Rise in Oil Prices is helping Bitumen Recovery

EDMONTON — While surging oil prices will deliver a financial windfall to the petroleum-powered provincial treasury, a series of major production hiccups over the fiscal year is expected to cost the Alberta government at least $340 million.

An Enbridge pipeline rupture in Michigan last year caused a bitumen bottleneck that squeezed production volumes flowing out of Alberta to the U.S., the province’s top energy customer.

The Alberta government now estimates the Enbridge supply disruption will cost it a minimum of $300 million in lost royalties for the budget year ending in March, but the toll could be “significantly higher” by the time the 2010-11 numbers are finalized.

“We lost considerable amount of royalties because we couldn’t ship our product south,” Premier Ed Stelmach explained during a speech last week.

Furthermore, fires earlier this year at upgraders owned by Canadian Natural Resources and Husky Energy have cut overall production by an estimated 150,000 barrels per day of synthetic crude, which is expected to cost the government as much as $40 million in lost royalties in 2010-11.

“Anytime there’s a loss of production impacting royalty revenues, it is a concern,” said Alberta Energy Minister Ron Liepert. “All of it has an impact, no doubt about it.”

However, he noted the government almost certainly expects annualized oil prices over the course of the current budget year will surpass initial projections, which will stuff unexpected revenue in provincial coffers and help offset the supply hiccups.

Indeed, the government budgeted oil prices at $78.75 US per barrel for 2010-11, but crude is now trading at more than $100 due to unrest and supply worries emerging from the Middle East and North Africa.

Oil has averaged nearly $82 US over the year, and with every $1 increase in annualized crude prices generating an additional $186 million for the province, Alberta could reap an extra $600 million from the energy bonanza.

Production constraints in the U.S., combined with the slowdowns at the CNRL and Husky facilities, have driven up the price for synthetic crude, which is experiencing a premium of $15 or more over the benchmark crude sold on the New York Mercantile Exchange.

“You’ve got to take all of this over the course of the year. Take the ups, take the downs,” Liepert added. “That’s one of the difficulties of trying to predict revenue for a province that’s so dependent upon royalties.”
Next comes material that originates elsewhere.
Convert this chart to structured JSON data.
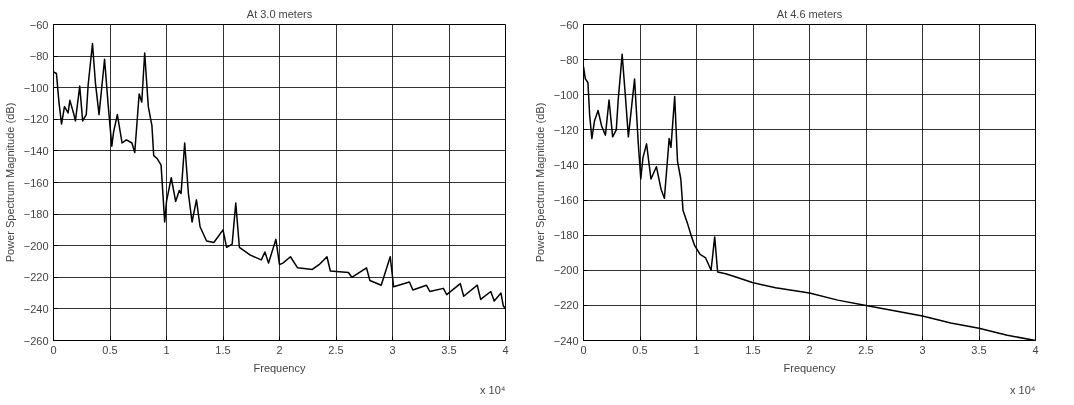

The supply problems — and subsequent royalty hit — stem from pipeline breaks last summer. More than 20,000 barrels of oil leaked into a Michigan river system when Enbridge’s Line 6B ruptured last July, closing the line for nine weeks.

Another spill on Line 6A, a major oil pipeline into the United States, added to a backup of barrels in Alberta and the feeder systems from producers such as Suncor.

Earlier this year, Suncor said it had been storing approximately 15,000 barrels of crude per day, while Enbridge resolved its pipeline capacity issues.

The January fire at Canadian Natural’s Horizon oilsands plant halted production that accounts for about 14 per cent of the company’s total output. Production will increase to 110,000 barrels a day from 55,000 barrels a day in the second quarter, the energy giant predicted last week.

“Clearly, the fire at Horizon will result in a temporary hit to production and cash flow,” CNRL president Steve Laut said following the release of the company’s quarterly results.

The provincial government expects the production crunch at CNRL’s facility will cost it between $30 million and $40 million in lost royalties this fiscal year.

The cash is desperately needed for a Tory government forecasting a $4.8-billion deficit for 2010-11 and an additional $3.4 billion in red ink in the new 2011-12 budget.

NDP leader Brian Mason said the revenue roller-coaster highlights just how dependent the government is on non-renewable resources, and also the need to increase royalty rates to snare additional one-time petroleum cash.

Royalty breaks to petroleum producers and other corporate tax cuts make it nearly impossible for the government to wean itself off its addiction to energy revenue, he argued.

“They’ve become overly dependent on some of this stuff for their revenues,” Mason said. “Alberta’s revenue stream is less stable and less reliable than in the past, and this is an example of that playing out.”